If you’re not prepared for the future of networking, you’re already behind.
That may sound harsh, but it’s true. Given the speed at which technology evolves compared to the rate most of us typically evolve in terms of our skillsets, there’s no time to waste in preparing ourselves to manage and monitor the networks of tomorrow. Yes, this is a bit of a daunting proposition considering the fact that some of us are still trying to catch up with today’s essentials of network monitoring and management, but the reality is that they’re not really mutually exclusive, are they?
In part one of this series, I outlined how the networks of today have evolved, and what today’s new essentials of network monitoring and management are as a consequence.
Before delving into what the next generation of network monitoring and management will look like, it’s important to first explore what the next generation of networking will look like.
On the Horizon
Above all else, one thing is for certain: We networking professionals should expect tomorrow’s technology to create more complex networks resulting in even more complex problems to solve.
Networks growing in all directions
Regardless of your agency’s position, the explosion of IoT, BYOD, BYOA and BYO-everything is upon us. With this trend still in its infancy, the future of connected devices and applications will be not only about the quantity of connected devices, but also the quality of their connections tunneling network bandwidth.
Agencies are using, or at least planning to use, IoT devices, and this explosion of devices that consume or produce data will, not might, create a potentially disruptive explosion in bandwidth consumption, security concerns and monitoring and management requirements.
IPv6 eventually takes the stage…or sooner (as in now!)
Recently, ARIN was unable to fulfill a request for IPv4 addresses because the request was greater than the contiguous blocks available. IPv6 is a reality today. There is an inevitable and quickly approaching moment when switching over will no longer be an option, but a requirement.
SDN and NFV will become the mainstream
Software defined networking (SDN) and network function virtualization (NFV) are expected to become mainstream in the next five to seven years; okay, maybe a bit longer for our public sector friends. With SDN and virtualization creating new opportunities for hybrid infrastructure, a serious look at adoption of these technologies is becoming more and more important.

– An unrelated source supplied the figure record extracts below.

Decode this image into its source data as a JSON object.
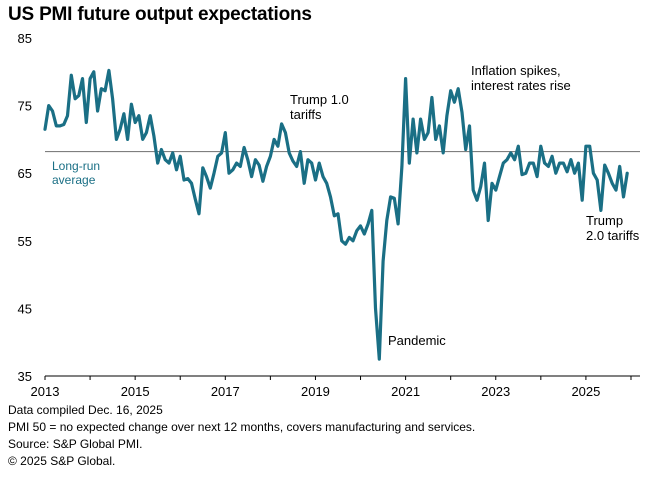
{
  "chart_data": {
    "type": "line",
    "title": "US PMI future output expectations",
    "xlabel": "",
    "ylabel": "",
    "ylim": [
      35,
      85
    ],
    "xlim": [
      2013,
      2026.2
    ],
    "y_ticks": [
      35,
      45,
      55,
      65,
      75,
      85
    ],
    "x_ticks": [
      2013,
      2015,
      2017,
      2019,
      2021,
      2023,
      2025
    ],
    "grid": false,
    "legend": "none",
    "colors": {
      "line": "#1a6f85",
      "reference": "#7f7f7f",
      "axis": "#000000",
      "reference_label": "#1a6f85"
    },
    "reference_line": {
      "value": 68.2,
      "label_lines": [
        "Long-run",
        "average"
      ]
    },
    "annotations": [
      {
        "lines": [
          "Trump 1.0",
          "tariffs"
        ]
      },
      {
        "lines": [
          "Inflation spikes,",
          "interest rates rise"
        ]
      },
      {
        "lines": [
          "Pandemic"
        ]
      },
      {
        "lines": [
          "Trump",
          "2.0 tariffs"
        ]
      }
    ],
    "series": [
      {
        "x": [
          2013.0,
          2013.083,
          2013.167,
          2013.25,
          2013.333,
          2013.417,
          2013.5,
          2013.583,
          2013.667,
          2013.75,
          2013.833,
          2013.917,
          2014.0,
          2014.083,
          2014.167,
          2014.25,
          2014.333,
          2014.417,
          2014.5,
          2014.583,
          2014.667,
          2014.75,
          2014.833,
          2014.917,
          2015.0,
          2015.083,
          2015.167,
          2015.25,
          2015.333,
          2015.417,
          2015.5,
          2015.583,
          2015.667,
          2015.75,
          2015.833,
          2015.917,
          2016.0,
          2016.083,
          2016.167,
          2016.25,
          2016.333,
          2016.417,
          2016.5,
          2016.583,
          2016.667,
          2016.75,
          2016.833,
          2016.917,
          2017.0,
          2017.083,
          2017.167,
          2017.25,
          2017.333,
          2017.417,
          2017.5,
          2017.583,
          2017.667,
          2017.75,
          2017.833,
          2017.917,
          2018.0,
          2018.083,
          2018.167,
          2018.25,
          2018.333,
          2018.417,
          2018.5,
          2018.583,
          2018.667,
          2018.75,
          2018.833,
          2018.917,
          2019.0,
          2019.083,
          2019.167,
          2019.25,
          2019.333,
          2019.417,
          2019.5,
          2019.583,
          2019.667,
          2019.75,
          2019.833,
          2019.917,
          2020.0,
          2020.083,
          2020.167,
          2020.25,
          2020.333,
          2020.417,
          2020.5,
          2020.583,
          2020.667,
          2020.75,
          2020.833,
          2020.917,
          2021.0,
          2021.083,
          2021.167,
          2021.25,
          2021.333,
          2021.417,
          2021.5,
          2021.583,
          2021.667,
          2021.75,
          2021.833,
          2021.917,
          2022.0,
          2022.083,
          2022.167,
          2022.25,
          2022.333,
          2022.417,
          2022.5,
          2022.583,
          2022.667,
          2022.75,
          2022.833,
          2022.917,
          2023.0,
          2023.083,
          2023.167,
          2023.25,
          2023.333,
          2023.417,
          2023.5,
          2023.583,
          2023.667,
          2023.75,
          2023.833,
          2023.917,
          2024.0,
          2024.083,
          2024.167,
          2024.25,
          2024.333,
          2024.417,
          2024.5,
          2024.583,
          2024.667,
          2024.75,
          2024.833,
          2024.917,
          2025.0,
          2025.083,
          2025.167,
          2025.25,
          2025.333,
          2025.417,
          2025.5,
          2025.583,
          2025.667,
          2025.75,
          2025.833,
          2025.917
        ],
        "y": [
          71.5,
          75.0,
          74.2,
          72.0,
          72.0,
          72.2,
          73.5,
          79.5,
          76.0,
          76.5,
          79.0,
          72.5,
          79.0,
          80.0,
          74.2,
          77.5,
          77.2,
          80.2,
          76.0,
          70.0,
          71.5,
          73.8,
          70.0,
          75.2,
          72.5,
          73.5,
          70.0,
          71.0,
          73.5,
          70.5,
          66.5,
          68.5,
          67.0,
          66.5,
          68.0,
          65.5,
          67.5,
          64.0,
          64.2,
          63.5,
          61.2,
          59.0,
          65.8,
          64.5,
          62.8,
          65.0,
          67.5,
          68.0,
          71.0,
          65.0,
          65.5,
          66.5,
          66.0,
          68.8,
          67.0,
          64.5,
          67.0,
          66.2,
          63.8,
          66.0,
          67.5,
          70.0,
          69.0,
          72.3,
          71.0,
          68.0,
          66.8,
          66.0,
          68.2,
          63.5,
          67.0,
          66.5,
          64.0,
          66.5,
          64.5,
          63.5,
          61.5,
          58.7,
          59.0,
          55.0,
          54.5,
          55.5,
          55.0,
          56.5,
          57.2,
          56.0,
          57.5,
          59.5,
          45.0,
          37.5,
          52.0,
          58.0,
          61.5,
          61.3,
          57.5,
          66.0,
          79.0,
          66.5,
          73.0,
          68.0,
          73.0,
          70.0,
          71.0,
          76.2,
          70.0,
          72.0,
          68.0,
          73.5,
          77.2,
          75.5,
          77.5,
          74.0,
          68.5,
          72.0,
          62.5,
          61.0,
          63.0,
          66.5,
          58.0,
          63.5,
          62.5,
          64.5,
          66.5,
          67.0,
          68.0,
          67.0,
          69.0,
          64.8,
          65.0,
          66.5,
          66.5,
          64.5,
          69.0,
          66.5,
          66.0,
          67.5,
          65.0,
          66.5,
          66.5,
          65.2,
          67.0,
          65.0,
          66.5,
          61.0,
          69.0,
          69.0,
          65.0,
          64.0,
          59.5,
          66.2,
          65.0,
          63.5,
          62.5,
          66.0,
          61.5,
          65.0
        ]
      }
    ]
  },
  "footnotes": {
    "line1": "Data compiled Dec. 16, 2025",
    "line2": "PMI 50 =  no expected change over next 12 months, covers manufacturing and services.",
    "line3": "Source: S&P Global PMI.",
    "line4": "© 2025 S&P Global."
  }
}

So long WAN Optimization, Hello ISPs
Bandwidth increases are outpacing CPU and custom hardware’s ability to perform deep inspection and optimization, and ISPs are helping to circumvent the cost and complexities associated with WAN accelerators. WAN optimization will only see the light of tomorrow in unique use cases where the rewards outweigh the risks.
Farewell L4 Firewalling
Firewalls incapable of performing deep packet analysis and understanding the nature of the traffic at the Layer 7 (L7), or the application layer, will not satisfy the level of granularity and flexibility that most network administrators should offer their users. On this front, change is clearly inevitable for us network professionals, whether it means added network complexity and adapting to new infrastructures or simply letting withering technologies go.
Preparing to Manage the Networks of Tomorrow
So, what can we do to prepare to monitor and manage the networks of tomorrow? Consider the following:
Understand the “who, what, why and where” of IoT, BYOD and BYOA
Connected devices cannot be ignored. According to 451 Research, mobile Internet of Things (IoT) and Machine-to-Machine (M2M) connections will increase to 908 million in just five years. This staggering statistic should prompt you to start creating a plan of action on how you will manage these devices.
Your strategy can either aim to manage these devices within the network or set an organizational policy to regulate traffic altogether. Curbing all of tomorrow’s BYOD/BYOA is nearly impossible. As such, you will have to understand your network device traffic in incremental metrics in order to optimize and secure them. Even more so, you will need to understand network segments that aren’t even in your direct control, like the tablets, phablets and Fitbits, to properly isolate issues.
Know the ins and outs of the new mainstream
As stated earlier, SDN, NFV and IPv6 will become the new mainstream. We can start preparing for these technologies’ future takeovers by taking a hybrid approach to our infrastructures today. This will put us ahead of the game.
Start comparison shopping now
Evaluating virtualized network options and other on-the-horizon technologies will help you nail down your agency’s particular requirements. Sometimes, knowing a vendor has or works with technology you don’t need right now but might later can and should influence your decisions.
Brick in, brick out
Taking on new technologies can feel overwhelming. Look for ways that potential new additions will not just enhance, but replace the old guard. If you don’t do this, then the new technology will indeed simply seem to increase workload and do little else. This is also a great measuring stick to identify new technologies whose time may not yet have truly come for your organization.
To conclude this series, my opening statement from part one merits repeating: learn from the past, live in the present and prepare for the future. The evolution of networking waits for no one. Don’t be left behind.